Discussions around the 2026 finance bill have once again highlighted the structural difficulties of the Tunisian automobile sector, particularly in terms of taxation.
Industrialists from the automotive sector were heard on November 14, 2025 during a joint meeting of the Finance and Budget Committees of the Assembly of People’s Representatives and the National Council of Regions, devoted to the examination of the 2026 finance bill. They denounced taxation deemed too heavy and unfavorable to the development of automobile assembly in Tunisia.
The November 14 session was part of an expanded cycle of hearings, during which deputies also heard representatives of the National Chamber of Chartered Accountants, the Tunisian Institute of Chartered Accountants, the National Federation of Private Radios, SOS Children’s Villages and the Tunisian Federation of Insurance Companies.

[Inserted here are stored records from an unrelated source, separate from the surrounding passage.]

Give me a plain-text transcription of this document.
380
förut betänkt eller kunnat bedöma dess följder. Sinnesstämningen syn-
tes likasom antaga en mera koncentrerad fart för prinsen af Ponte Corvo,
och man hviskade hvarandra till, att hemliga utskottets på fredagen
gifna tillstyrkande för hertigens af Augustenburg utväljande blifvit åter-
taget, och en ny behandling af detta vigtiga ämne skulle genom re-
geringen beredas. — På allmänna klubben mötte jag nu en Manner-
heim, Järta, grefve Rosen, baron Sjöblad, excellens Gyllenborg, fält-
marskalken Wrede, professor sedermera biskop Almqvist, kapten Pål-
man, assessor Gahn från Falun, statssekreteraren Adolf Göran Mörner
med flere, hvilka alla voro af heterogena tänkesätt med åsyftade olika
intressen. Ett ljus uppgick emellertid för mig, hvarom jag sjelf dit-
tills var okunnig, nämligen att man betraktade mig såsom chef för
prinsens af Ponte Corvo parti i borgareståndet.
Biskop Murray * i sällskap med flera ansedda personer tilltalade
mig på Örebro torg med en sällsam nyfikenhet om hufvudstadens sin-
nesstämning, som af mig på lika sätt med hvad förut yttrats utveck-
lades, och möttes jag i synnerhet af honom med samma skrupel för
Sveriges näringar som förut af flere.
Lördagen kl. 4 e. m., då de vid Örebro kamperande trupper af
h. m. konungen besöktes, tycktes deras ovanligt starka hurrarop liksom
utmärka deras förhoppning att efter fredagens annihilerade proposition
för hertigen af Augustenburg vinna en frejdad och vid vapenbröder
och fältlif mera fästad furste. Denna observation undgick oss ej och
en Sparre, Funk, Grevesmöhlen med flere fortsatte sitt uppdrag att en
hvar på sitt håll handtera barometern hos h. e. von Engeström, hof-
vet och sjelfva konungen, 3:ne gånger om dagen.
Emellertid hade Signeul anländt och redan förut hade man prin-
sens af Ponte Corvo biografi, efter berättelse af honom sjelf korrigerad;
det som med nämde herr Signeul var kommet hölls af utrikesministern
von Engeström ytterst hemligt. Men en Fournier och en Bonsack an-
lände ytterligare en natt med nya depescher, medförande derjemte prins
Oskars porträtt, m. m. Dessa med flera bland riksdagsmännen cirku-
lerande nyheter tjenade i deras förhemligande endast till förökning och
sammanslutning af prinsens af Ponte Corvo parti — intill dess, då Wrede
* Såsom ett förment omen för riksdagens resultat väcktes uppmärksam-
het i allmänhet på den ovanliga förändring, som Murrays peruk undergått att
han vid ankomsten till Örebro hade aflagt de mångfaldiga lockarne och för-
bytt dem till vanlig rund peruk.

Taxation that penalizes local assembly
Manufacturers have indicated that locally assembled cars remain subject to several levels of taxation:
- customs duties on imported components,
- consumer rights,
- VAT.
Conversely, vehicles imported “ready for use” by dealers are not subject to customs duties, the consumption duty being calculated only on the price of arrival at the port.
This difference in tax treatment, they believe, clearly disadvantages local production and limits the prospects for developing a national sector.
The professionals proposed:
- customs exemption for components intended for assembly,
- the reduction of VAT to 7%,
- a policy encouraging an increase in the Tunisian integration rate.
For their part, the deputies considered that strengthening the country’s industrial autonomy requires increased support for local production. They questioned manufacturers about their production capacity, the integration rate of components, the volume of investments and the sector’s development prospects. The parliamentarians also called for a national strategy allowing, in the long term, the emergence of a real Tunisian automobile sector.
A recovery in the market despite the rise in prices
On November 16, 2025, Anouar Ben Ammar, general director of an automobile agency, presented, on Mosaïque FM, indicators confirming the recovery of the sector.
He announced that 70,000 vehicles were registered at the end of September 2025, including 47,300 new cars, compared to 57,000 registrations at the same period in 2024.
However, this dynamic remains limited by tax pressure:
“For a car costing 100,000 dinars, 50,000 dinars correspond to taxes,” he said.
According to him, almost half the price of a new vehicle is absorbed by taxation, a level which weighs heavily on the purchasing power of consumers.
The FCR diet, a factor of imbalance
Ben Ammar also noted the increase in imports of used cars under the FCR regime, reserved for Tunisians residing abroad.
This system, which is fiscally more advantageous, attracts a growing share of buyers and creates, according to dealers, a distortion of competition with imported or locally assembled vehicles.
A necessary review of the tax framework
The declarations of November 14 and 16 highlight the same tensions: current taxation slows down access to new cars, weighs on professionals and hampers the development of local assembly.
Sector players are calling for a review of the tax framework in order to:
- reduce taxes,
- support the Tunisian assembly,
- restore a balance between the different import circuits,
- sustainably stabilize the market.
No measures have yet been announced as part of the examination of the 2026 finance bill.